A function F(v_1, v_2, v_3, v_4, v_5) is dependant on these vectors and can use any combination of the elements within them. (Apologies for the poor explanation). I am trying to find the maximum value of F and record the values which resulted in it. My current approach has been to use multiple embedded for loops as shown to work out the function for every combination of the vectors elements:
% Set the temp value to a small value
temp = 0;
% For every combination of the five vectors use the equation. If the result
% is greater than the one calculated previously, store it along with the values
% (postitions) of elements within the vectors
for a=1:length(v_1)
for b=1:length(v_2)
for c=1:length(v_3)
for d=1:length(v_4)
for e=1:length(v_5)
% The function is a combination of trigonometrics, summations,
% multiplications etc..
Result = F(v_1(a), v_2(b), v_3(c), v_4(d), v_5(e))
% If the value of Result is greater that the previous value,
% store it and record the values of 'a','b','c','d' and 'e'
if Result > temp;
temp = Result;
f = a;
g = b;
h = c;
i = d;
j = e;
end
end
end
end
end
end
This gets incredibly slow, for small step sizes. If there are around 100 elements in each vector the number of combinations is around 100*100*100*100*100. This is a problem as I need small step values to get a suitably converged answer.
I was wondering if it was possible to speed this up using Vectorization, or any other method. I was also looking at generating the combinations prior to the calculation but this seemed even slower than my current method. I haven't used Matlab for a long time but just looking at the number of embedded for loops makes me think that this can definitely be sped up. Thank you for the suggestions.
No matter how you generate your parameter combination, you will end up calling your function F 100^5 times. The easiest solution would be to use parfor instead in order to exploit multi-core calculation. If you do that, you should store the calculation results and find the maximum after the loop, because your current approach would not be thread-safe.

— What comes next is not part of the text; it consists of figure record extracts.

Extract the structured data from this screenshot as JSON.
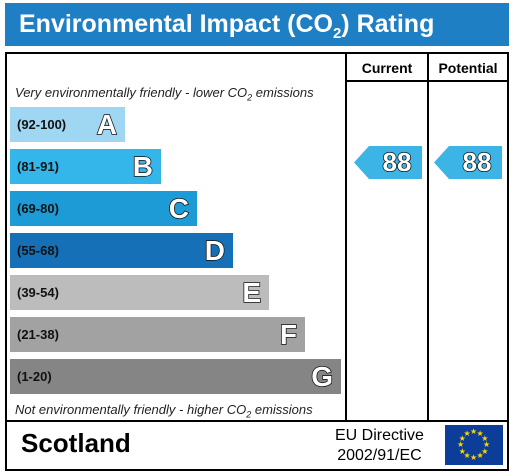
{
  "title": "Environmental Impact (CO",
  "title_sub": "2",
  "title_end": ") Rating",
  "columns": {
    "current": "Current",
    "potential": "Potential"
  },
  "top_note": {
    "before": "Very environmentally friendly - lower CO",
    "sub": "2",
    "after": " emissions"
  },
  "bottom_note": {
    "before": "Not environmentally friendly - higher CO",
    "sub": "2",
    "after": " emissions"
  },
  "bands": [
    {
      "range": "(92-100)",
      "letter": "A",
      "color": "#9fd7f2"
    },
    {
      "range": "(81-91)",
      "letter": "B",
      "color": "#34b6ea"
    },
    {
      "range": "(69-80)",
      "letter": "C",
      "color": "#1d9bd6"
    },
    {
      "range": "(55-68)",
      "letter": "D",
      "color": "#1570b7"
    },
    {
      "range": "(39-54)",
      "letter": "E",
      "color": "#bcbcbc"
    },
    {
      "range": "(21-38)",
      "letter": "F",
      "color": "#a2a2a2"
    },
    {
      "range": "(1-20)",
      "letter": "G",
      "color": "#858585"
    }
  ],
  "current_rating": "88",
  "potential_rating": "88",
  "arrow_color": "#3cb4e5",
  "region": "Scotland",
  "directive": {
    "line1": "EU Directive",
    "line2": "2002/91/EC"
  },
  "flag_icon": "eu-flag-icon"
}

Having said that and not knowing anything about your actual problem, I would advise you to implement a more structured approach, like first finding a coarse solution with a bigger step size and narrowing it down successivley by reducing the min/max values of your parameter intervals. What you have currently is the absolute brute-force method which will never be very effective.